For the love of Dan Issel (!), the Nuggets had been 0-for-56 years on titles, the first nine as an ABA team. The only longer active droughts are the Cleveland Indians (76 years), Detroit Lions (67), Minnesota Vikings (63), Cleveland Browns (60), Buffalo Bills (59), Atlanta Falcons (58) and Toronto Maple Leafs (57).

“The job is done,” said Finals MVP Jokic, “we can go home now.”

So can the Heat, with heads high.

“We’ll look back at some point and say this was a great year and great run, but we can’t think that at the moment,” said Kyle Lowry.

I would be pretty pleased were I a Heat fan with the club trusting Jimmy Butler and Bam Adebayo as a nucleus and building around them moving forward. (What a Finals Bam had!)

A championship with this group “I still believe with everything in me is something we can do,” Butler said.

But can we shelve the look-ahead a minute?

We are simply not allowed as sports fans to feel good about the other guy winning, sorry, no.
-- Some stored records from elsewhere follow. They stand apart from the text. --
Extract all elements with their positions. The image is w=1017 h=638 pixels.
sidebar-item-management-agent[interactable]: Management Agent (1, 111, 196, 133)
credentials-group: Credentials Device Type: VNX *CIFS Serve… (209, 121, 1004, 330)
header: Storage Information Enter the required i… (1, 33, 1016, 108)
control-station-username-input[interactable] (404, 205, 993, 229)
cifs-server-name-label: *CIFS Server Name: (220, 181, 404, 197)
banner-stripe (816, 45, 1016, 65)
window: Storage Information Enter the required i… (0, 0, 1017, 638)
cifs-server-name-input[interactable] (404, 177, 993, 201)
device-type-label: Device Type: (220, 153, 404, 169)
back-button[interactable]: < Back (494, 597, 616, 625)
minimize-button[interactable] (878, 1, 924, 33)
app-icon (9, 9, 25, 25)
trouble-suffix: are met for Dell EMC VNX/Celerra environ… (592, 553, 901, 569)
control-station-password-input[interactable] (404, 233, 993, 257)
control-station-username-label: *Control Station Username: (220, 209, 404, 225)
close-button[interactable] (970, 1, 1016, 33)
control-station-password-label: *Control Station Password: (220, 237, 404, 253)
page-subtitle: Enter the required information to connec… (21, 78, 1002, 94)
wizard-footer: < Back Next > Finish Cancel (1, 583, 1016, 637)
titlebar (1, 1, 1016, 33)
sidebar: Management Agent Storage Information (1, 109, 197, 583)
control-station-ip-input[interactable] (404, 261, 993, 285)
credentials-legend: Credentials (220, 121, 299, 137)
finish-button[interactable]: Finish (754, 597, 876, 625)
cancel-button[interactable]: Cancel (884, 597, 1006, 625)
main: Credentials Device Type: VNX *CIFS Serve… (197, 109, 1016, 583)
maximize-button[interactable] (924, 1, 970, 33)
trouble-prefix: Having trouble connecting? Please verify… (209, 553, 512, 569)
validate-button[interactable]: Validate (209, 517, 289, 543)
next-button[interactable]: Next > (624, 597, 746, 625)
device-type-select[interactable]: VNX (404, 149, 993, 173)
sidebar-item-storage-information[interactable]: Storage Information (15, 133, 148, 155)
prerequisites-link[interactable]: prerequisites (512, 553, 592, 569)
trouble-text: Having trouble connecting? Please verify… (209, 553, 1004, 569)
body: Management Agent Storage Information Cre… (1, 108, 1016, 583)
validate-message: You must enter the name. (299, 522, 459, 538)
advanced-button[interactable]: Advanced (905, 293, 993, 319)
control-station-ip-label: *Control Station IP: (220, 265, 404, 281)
But if it were possible, Denver might be it.

Beyond that, Miami fans need to appreciate what they have just seen this postseason before wringing hands over what might be next.

What an unexpected delight this was!

After coming oh-so-close to the Finals last year, Miami slogged through a disappointing regular season largely owing to the fourth-most man games missed to injury of any team. The Heat eked into the play-in round, lost to Atlanta, then barely survived an elimination game vs. Chicago. Remember?

Then a shocking upset of top-seeded Milwaukee.

Then an ouster of the rival New York York Knicks.

Then a triumph over even bigger rival Boston.

Miami became the first No. 8 seed since 1999 to reach the Finals.

The Heat beat three teams in a row that everybody thought was better.

Now it has lost to one that proved it was.

Two teams put on a desperate display Monday night.

One playing for a championship, the other for survival.

Both teams’ fans can be proud.

The greased flagpole the Heat had to climb:

Teams down 3-1 have won the series only nine times in 188 occurrences, or 4.8 percent, in the history of NBA seven-game playoff series since the current format began in 1984. When teams are down 3-1 like this — with Games 5-6-7 away-home-away, it is three wins in 130 tries, or 2.3 percent. The lone team to accomplish the climb in an NBA Finals was LeBron James’ Cleveland Cavaliers (including current Heat player Kevin Love) in 2016 against the Golden State team that had set an NBA record with 73 regular-season wins.

So, it can be done. Also, you can find a $100 bill someone had dropped as you walk to your car in the parking lot. You just probably won’t

Spoelstra had no choice but to simply preach winning Game 5.

“All we’re thinking about is getting this thing back to the 3-0-5,” he’d said. “We do that [he snapped his fingers], that’s how quickly this can change. Everybody is counting us out. We’re used to that.”

The Heat could have used Tyler Herro, who was questionable coming back from a broken hand but not able to go.

The Heat also could have used a better Butler, the Playoff Jimmy version. He finished with 21 points but on only 5-for-18 shooting. He woke up in the fourth quarter and at one point scored 13 straight Miami points. But he also had a huge turnover and a missed three-point shot in the final minute.

“I wish I could have got it done for the guys,” he said afterward.

It wasn’t just Butler.

Miami shot a miserable 34.4 percent including an even worse 9 for 35 on three-pointers.

These are not numbers that allow you to think you should have won, or deserved to. (But was it just bad shooting? Denver’s defense? Missing Herro? Or does Miami need an offensive infusion this summer?)

Jokic scored 28 with 16 rebounds for the champs.

The page will turn for Miami soon.

To the summer, and what’s next. Big changes? A run at Damian Lillard? Run it back and just tinker?

For now, for just a minute, feel good, if you can manage, for a Denver franchise that has waited an awfully long time for what Monday night felt like on its home court.

And feel good for a Miami Heat team that fought through a gutsy two-month test to do what no No. 8 seed ever had, and came closer than anybody thought they could.

Sometimes, at the end, both teams deserve the applause.